The Services, content, and your use of the Services, and content, are subject to U.S. and international laws, restrictions, and regulations that may govern the import, export, and use of the Services, and content. You agree to comply with all the laws, restrictions, and regulations.
12.1 Process. For any concern or dispute you may have, you agree to first try to resolve the dispute informally by contacting us. If a dispute is not resolved within 30 days of submission, you or KateMaxStock must resolve any claims relating to these terms, or the Services, through final and binding arbitration, except that you may assert claims in small claims court if your claims qualify.
12.2 Rules. If you reside in the Americas, JAMS will administrate the arbitration in Santa Clara County, California pursuant to its Comprehensive Arbitration Rules and Procedures. There will be one arbitrator that you and KateMaxStock both select. The arbitration will be conducted in the English language, but any witness whose native language is not English may give testimony in the witness’ native language, with simultaneous translation into English (at the expense of the party presenting the witness). Judgment upon the award rendered may be entered and will be enforceable in any court of competent jurisdiction having jurisdiction over the parties.
12.3 No Class Actions. You may only resolve disputes with us on an individual basis, and may not bring a claim as a plaintiff or a class member in a class, consolidated, or representative action.
12.4 Injunctive Relief. Notwithstanding the foregoing, in the event of your or others’ unauthorized access to or use of the Services or content in violation of these terms you agree that we are entitled to apply for injunctive remedies (or an equivalent type of urgent legal relief) in any jurisdiction.
We may modify these terms or any additional terms that apply to a Service to, for example, reflect changes to the law or changes to our Services. You should look at the terms regularly. We will post notice of modifications to these terms on this page. We will post notice of modified additional terms in the applicable Services. By continuing to use or access the Services after the revisions come into effect, you agree to be bound by the revised terms.
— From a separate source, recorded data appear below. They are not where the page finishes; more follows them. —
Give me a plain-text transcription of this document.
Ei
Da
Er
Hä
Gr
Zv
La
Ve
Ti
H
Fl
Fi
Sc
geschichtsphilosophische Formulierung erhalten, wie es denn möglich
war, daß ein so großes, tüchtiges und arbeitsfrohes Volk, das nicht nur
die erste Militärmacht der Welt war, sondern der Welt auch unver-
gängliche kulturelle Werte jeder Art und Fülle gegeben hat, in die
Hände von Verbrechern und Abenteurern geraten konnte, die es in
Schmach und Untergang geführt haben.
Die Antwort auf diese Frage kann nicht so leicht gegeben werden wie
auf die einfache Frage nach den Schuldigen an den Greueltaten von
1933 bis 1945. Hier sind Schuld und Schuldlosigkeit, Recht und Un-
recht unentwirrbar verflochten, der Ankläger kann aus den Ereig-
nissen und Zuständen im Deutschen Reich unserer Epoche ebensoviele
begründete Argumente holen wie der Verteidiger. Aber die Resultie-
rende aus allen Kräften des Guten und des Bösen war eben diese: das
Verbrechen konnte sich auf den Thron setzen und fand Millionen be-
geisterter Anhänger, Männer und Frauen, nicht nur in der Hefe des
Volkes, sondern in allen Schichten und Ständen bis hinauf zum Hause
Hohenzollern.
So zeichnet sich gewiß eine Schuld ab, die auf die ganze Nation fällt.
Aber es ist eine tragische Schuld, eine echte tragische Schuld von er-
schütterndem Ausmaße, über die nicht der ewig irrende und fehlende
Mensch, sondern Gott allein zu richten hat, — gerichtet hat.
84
14.1 English Version. The English version of these terms will be the version used when interpreting or construing these terms.
14.2 Notice to KateMaxStock. You may send the notices to us to at the following address: KateMaxStock, 1752 Pirgos Lane, South Jordan, Utah 84095, Attention: General Counsel.
14.3 Notice to You. We may notify you by email, postal mail, postings within the Services, or other legally acceptable means.
14.4 Entire Agreement. These terms constitute the entire agreement between you and us regarding your use of the Services and supersede any prior agreements between you and us relating to the Services.
14.5 Non-Assignment. You may not assign or otherwise transfer these terms or your rights and obligations under these terms, in whole or in part, without our written consent and any such attempt will be void. We may transfer our rights under these terms to a third party.
14.6 Severability. If a particular term is not enforceable, the unenforceability of that term will not affect any other terms.
14.7 No Waiver. Our failure to enforce or exercise any of these terms is not a waiver of that section.